Hot, molten metal produces a __________ spectrum, which appears as a:
 continuous; rainbow. *************** [15] emission; series of bright lines on a dark background. ******* [7] absorption; series of dark lines on a rainbow background. *** [3] (Unsure/guessing/lost/help!) * [1]

The sun produces a __________ spectrum, which appears as a:
 continuous; rainbow. *** [3] emission; series of bright lines on a dark background. *** [3] absorption; series of dark lines on a rainbow background. ******************** [20] (Unsure/guessing/lost/help!) [0]

The lights atop the Fremont Theater in San Luis Obispo, CA, produces a __________ spectrum, which appears as a:
 continuous; rainbow. ***** [5] emission; series of bright lines on a dark background. ******************* [19] absorption; series of dark lines on a rainbow background. ** [2] (Unsure/guessing/lost/help!) [0]

Your instructor produces a __________ spectrum, which appears as a:
 continuous; rainbow. ** [2] emission; series of bright lines on a dark background. *********** [11] absorption; series of dark lines on a rainbow background. ******** [8] (Unsure/guessing/lost/help!) ***** [5]

The balrog from The Lord Of The Rings: The Fellowship Of The Ring produces a __________ spectrum, which appears as a:
 continuous; rainbow. ******* [7] emission; series of bright lines on a dark background. *********** [11] absorption; series of dark lines on a rainbow background. ***** [5] (Unsure/guessing/lost/help!) *** [3]

Suppose you are standing on the sidewalk as a car, with its horn continuously on, passes by (video link). The loudness of the car horn:
 starts loud, then gets quieter. ** [2] starts quiet, then gets louder. [0] starts quiet, gets louder, then goes back down to quiet. ************************ [24] starts loud, gets quieter, then goes back up to loud. [0] (Unsure/guessing/lost/help!) [0]

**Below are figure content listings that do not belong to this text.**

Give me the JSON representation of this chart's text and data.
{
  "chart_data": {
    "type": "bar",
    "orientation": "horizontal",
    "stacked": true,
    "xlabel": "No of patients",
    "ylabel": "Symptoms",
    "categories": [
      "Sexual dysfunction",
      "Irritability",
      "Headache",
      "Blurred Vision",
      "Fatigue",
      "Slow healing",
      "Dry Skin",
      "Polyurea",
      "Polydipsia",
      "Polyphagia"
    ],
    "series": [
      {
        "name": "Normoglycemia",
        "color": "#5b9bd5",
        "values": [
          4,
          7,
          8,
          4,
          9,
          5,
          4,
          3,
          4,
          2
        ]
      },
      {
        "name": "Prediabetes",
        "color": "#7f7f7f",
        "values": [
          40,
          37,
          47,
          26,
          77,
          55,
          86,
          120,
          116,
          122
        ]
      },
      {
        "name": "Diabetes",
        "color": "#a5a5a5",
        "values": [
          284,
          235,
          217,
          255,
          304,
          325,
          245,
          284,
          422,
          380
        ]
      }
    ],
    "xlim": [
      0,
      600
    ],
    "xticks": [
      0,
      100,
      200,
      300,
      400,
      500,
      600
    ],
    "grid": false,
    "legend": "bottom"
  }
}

Suppose you are standing on the sidewalk as a car, with its horn continuously on, passes by (video link, same as above). The pitch (high note/low note) of the car horn:
 starts high, then drops lower. ************ [12] starts low, then goes higher. [0] starts low, goes higher, then drops back down to low. *********** [11] starts high, goes lower, then goes back up to high. *** [3] (Unsure/guessing/lost/help!) [0]

Ask the instructor an anonymous question, or make a comment. Selected questions/comments may be discussed in class.

"I did not like this chapter."

"I really hope you choose to be something other than the Doppler effect for Halloween." (#neeeow)

"What makes you not a big fan of The Big Bang Theory? (The Big Bang Theory makes fun of nerds and geeks. Shows like Community has fun with nerds and geeks.)

"YOU SHALL NOT PASS!!!!!!!!"

"Ok scientifically speaking, yeah, the balrog is pretty hot, but let's be real Liv Tyler is pretty damn HOTTTTTTT:) wouldn't you agree?"